Estonian Culture Minister Signe Kivi offered to resign over embezzlement allegations at a state cultural foundation she supervises.

Her announcement came Aug. 15 after police arrested Avo Viiol, director of the Estonian Cultural Foundation, on suspicion of embezzling 6.5 million kroons (420,000 euros) from foundation accounts.

The police acted after Kivi informed them of the missing funds, saying she could not account for their whereabouts.

"Recognizing political responsibility for what has happened, I informed the prime minister of my wish to resign," Kivi said in a statement.

"It is hard to express my sorrow over the stain on the image of such an important cultural institution," she said.

Prime Minister Siim Kallas said the government would wait for the results of a police investigation before deciding whether to accept Kivi's resignation. Kivi, a member of the ruling center-right Reform Party, has served as culture minister since 1999.

Police said Viiol, 44, had confessed to taking money from the foundation's 5.3 million euro budget between 1999 and 2002 to pay off gambling debts.

He will likely be charged for mass misappropriation of funds, police said, a crime that carries a sentence of up to seven years in jail.

A Tallinn city court extended the time period during which police can hold him until Aug. 25.

The missing money became evident when the ministry realized it could not complete the foundation's annual financial report because Viiol had not provided documentation on expenses.

The cultural foundation was established to channel state money to cultural figures and institutions, including theaters and the state opera.

In a written confession distributed to media by the police, Viiol, a former analyst at the Bank of Estonia, said a fascination with gambling that began in 1999 led him to start skimming money from the foundation's accounts.
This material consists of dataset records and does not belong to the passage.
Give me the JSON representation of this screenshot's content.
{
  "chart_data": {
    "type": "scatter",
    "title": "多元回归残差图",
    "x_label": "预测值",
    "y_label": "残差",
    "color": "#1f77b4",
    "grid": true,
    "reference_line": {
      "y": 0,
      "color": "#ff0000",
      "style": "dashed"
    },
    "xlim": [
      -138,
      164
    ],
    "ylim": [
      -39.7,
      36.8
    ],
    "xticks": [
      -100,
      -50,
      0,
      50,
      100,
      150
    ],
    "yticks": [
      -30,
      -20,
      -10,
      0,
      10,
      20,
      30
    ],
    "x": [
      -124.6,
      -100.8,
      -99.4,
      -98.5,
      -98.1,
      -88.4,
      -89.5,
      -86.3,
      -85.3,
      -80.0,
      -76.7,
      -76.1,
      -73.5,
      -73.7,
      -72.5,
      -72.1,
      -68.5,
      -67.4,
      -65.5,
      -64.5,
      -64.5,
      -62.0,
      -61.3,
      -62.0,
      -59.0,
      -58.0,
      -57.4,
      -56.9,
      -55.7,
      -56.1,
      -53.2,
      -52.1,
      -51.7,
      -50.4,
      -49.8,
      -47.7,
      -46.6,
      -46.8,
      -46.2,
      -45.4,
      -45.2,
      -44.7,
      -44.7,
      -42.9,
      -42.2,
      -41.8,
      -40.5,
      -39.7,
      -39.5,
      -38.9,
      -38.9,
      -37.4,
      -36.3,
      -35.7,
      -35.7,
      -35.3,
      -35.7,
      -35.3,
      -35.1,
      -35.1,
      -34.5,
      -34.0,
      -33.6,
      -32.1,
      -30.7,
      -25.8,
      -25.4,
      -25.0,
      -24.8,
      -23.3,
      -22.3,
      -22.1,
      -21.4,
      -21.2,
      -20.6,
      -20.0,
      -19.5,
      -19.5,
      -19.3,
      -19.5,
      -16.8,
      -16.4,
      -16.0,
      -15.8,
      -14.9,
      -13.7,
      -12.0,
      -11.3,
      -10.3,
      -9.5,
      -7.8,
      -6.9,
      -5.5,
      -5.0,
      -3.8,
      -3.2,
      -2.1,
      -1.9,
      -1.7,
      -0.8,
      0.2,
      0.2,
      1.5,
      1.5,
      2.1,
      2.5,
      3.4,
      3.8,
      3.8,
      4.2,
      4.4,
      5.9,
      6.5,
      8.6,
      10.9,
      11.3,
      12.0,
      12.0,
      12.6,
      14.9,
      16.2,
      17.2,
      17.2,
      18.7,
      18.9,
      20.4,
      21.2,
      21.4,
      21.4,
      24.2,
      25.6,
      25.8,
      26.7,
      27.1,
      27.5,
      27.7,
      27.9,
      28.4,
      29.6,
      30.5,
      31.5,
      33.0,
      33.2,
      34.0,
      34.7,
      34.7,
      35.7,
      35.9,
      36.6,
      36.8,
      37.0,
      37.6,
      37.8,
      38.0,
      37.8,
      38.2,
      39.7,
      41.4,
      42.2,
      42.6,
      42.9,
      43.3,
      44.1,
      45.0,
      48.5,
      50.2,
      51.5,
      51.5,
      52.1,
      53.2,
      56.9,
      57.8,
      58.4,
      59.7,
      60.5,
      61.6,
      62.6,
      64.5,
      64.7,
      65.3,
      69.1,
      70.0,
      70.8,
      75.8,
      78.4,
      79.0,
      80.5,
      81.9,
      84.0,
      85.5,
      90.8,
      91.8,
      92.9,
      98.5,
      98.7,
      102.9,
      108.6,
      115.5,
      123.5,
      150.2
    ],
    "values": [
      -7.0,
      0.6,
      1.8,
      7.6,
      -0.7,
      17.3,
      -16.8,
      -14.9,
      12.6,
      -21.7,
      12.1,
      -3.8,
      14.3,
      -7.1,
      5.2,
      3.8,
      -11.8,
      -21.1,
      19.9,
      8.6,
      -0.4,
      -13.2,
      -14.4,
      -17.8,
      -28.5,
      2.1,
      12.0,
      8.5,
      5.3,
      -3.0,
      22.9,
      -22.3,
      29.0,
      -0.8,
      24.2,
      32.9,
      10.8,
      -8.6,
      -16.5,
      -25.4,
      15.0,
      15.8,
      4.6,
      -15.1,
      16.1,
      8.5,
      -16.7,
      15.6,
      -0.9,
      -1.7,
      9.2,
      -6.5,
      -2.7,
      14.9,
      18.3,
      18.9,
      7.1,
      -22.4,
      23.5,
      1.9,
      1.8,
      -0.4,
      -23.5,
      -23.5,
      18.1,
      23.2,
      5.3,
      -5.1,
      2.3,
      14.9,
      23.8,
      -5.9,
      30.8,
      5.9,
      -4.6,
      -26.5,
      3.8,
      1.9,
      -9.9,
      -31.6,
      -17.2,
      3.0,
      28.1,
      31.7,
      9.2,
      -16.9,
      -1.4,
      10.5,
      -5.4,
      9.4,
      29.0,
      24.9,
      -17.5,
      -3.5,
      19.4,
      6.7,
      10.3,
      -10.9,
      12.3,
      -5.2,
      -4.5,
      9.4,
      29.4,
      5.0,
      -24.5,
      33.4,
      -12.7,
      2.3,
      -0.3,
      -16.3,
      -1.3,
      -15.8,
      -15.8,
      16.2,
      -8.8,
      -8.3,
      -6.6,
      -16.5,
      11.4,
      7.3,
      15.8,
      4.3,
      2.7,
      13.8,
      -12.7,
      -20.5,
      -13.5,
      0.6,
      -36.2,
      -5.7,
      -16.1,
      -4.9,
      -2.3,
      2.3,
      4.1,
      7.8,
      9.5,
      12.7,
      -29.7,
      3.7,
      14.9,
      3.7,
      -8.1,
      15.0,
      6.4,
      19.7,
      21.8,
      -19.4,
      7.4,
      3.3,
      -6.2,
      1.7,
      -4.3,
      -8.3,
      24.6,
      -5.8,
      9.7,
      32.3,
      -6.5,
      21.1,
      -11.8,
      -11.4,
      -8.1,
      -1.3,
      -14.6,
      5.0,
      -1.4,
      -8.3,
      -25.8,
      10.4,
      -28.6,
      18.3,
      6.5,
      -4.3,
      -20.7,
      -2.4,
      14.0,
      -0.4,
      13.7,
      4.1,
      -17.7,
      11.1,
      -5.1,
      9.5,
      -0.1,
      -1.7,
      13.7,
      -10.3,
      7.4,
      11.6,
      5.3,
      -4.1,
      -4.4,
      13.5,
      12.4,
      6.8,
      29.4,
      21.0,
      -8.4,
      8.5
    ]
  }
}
"At that time, I thought I could win in a casino," he wrote. "That was a false belief."

Viiol said he transferred millions of kroons in 2000 and 2001 from foundation accounts to his own private bank accounts. As he fell deeper into debt, he said he had decided to turn himself in.

"I am guilty of two things: I took money that did not belong to me and I ruined the concept of the foundation, a concept people believed in," he wrote.